If we follow the threads underlying inflation over the past year to their earliest beginnings, they run straight through the fog of pandemic, quickly pass by the financial crisis in 2008, and wind their way past the Great Inflation of the 1970s and the Fed-Treasury Accord twenty years before that, and stretch all the way back to the time when Captain Harry S. Truman, only recently returned from commanding an artillery battery during the Great War, opened Truman & Jacobson on the ground floor of the Glennon Hotel at 104 West 12th Street, in Kansas City, Missouri. It was late November, 1919.

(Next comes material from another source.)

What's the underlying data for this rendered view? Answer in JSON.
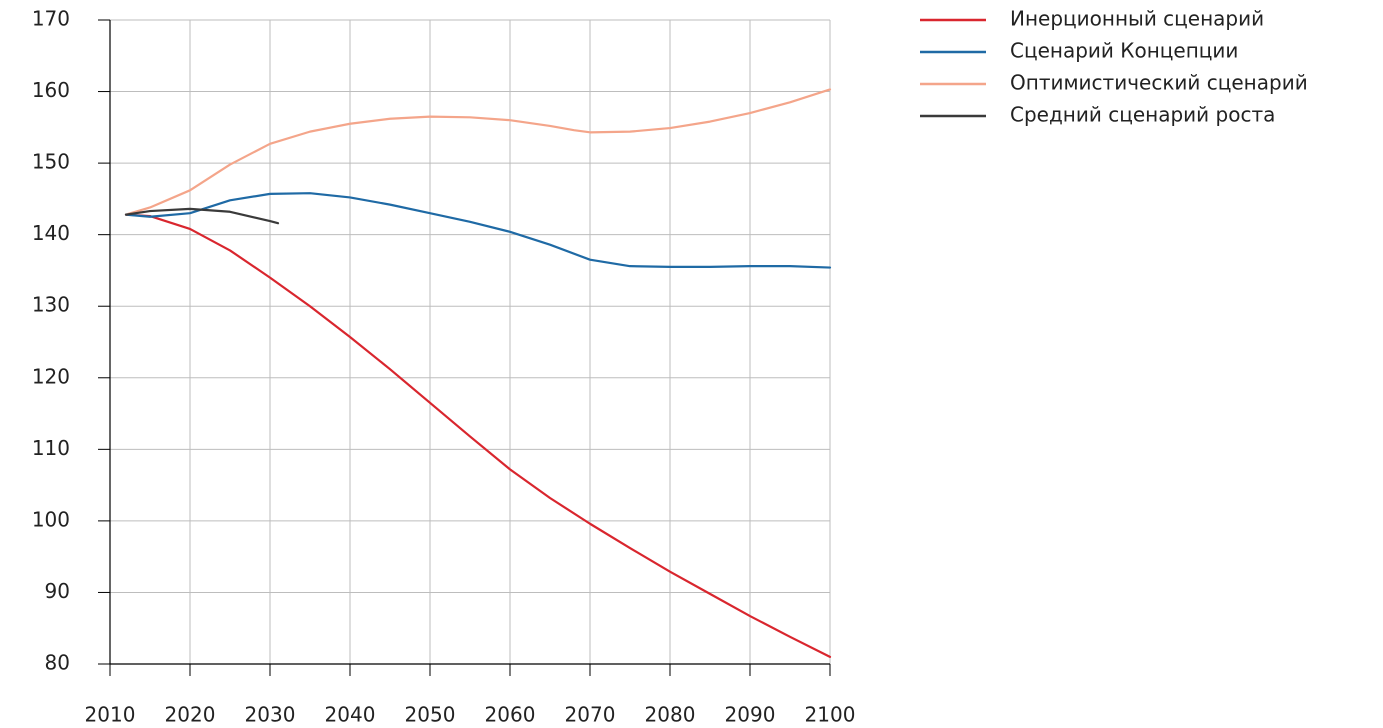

From the moment it opened its doors, Truman & Jacobson reflected the dapper young man who would become president a quarter of a century later. The front entrance stood just below the name Truman & Jacobson in colored letters, and between two large glass windows, which displayed dozens of silk shirts and hats, along with scores of detachable collars arranged in vertical columns. Inside the doors, long glass display cases ran the length of the store and were filled with shirts, leather gloves and belts, socks, collar pins, and cufflinks. There was also a long row of hanging silk neckties in every color and pattern imaginable, which ran the length of the store on the left, behind the display cases. Behind the ties, boxes of shirts and everything else for sale in the store lined the walls.

To finance the remodeling of the space, the $350 monthly rent, and the $35,000 worth of inventory in its display cases and lining its walls, Harry had put in $15,000 of his own money. His partner Eddie Jacobson also contributed, but they also borrowed from the bank.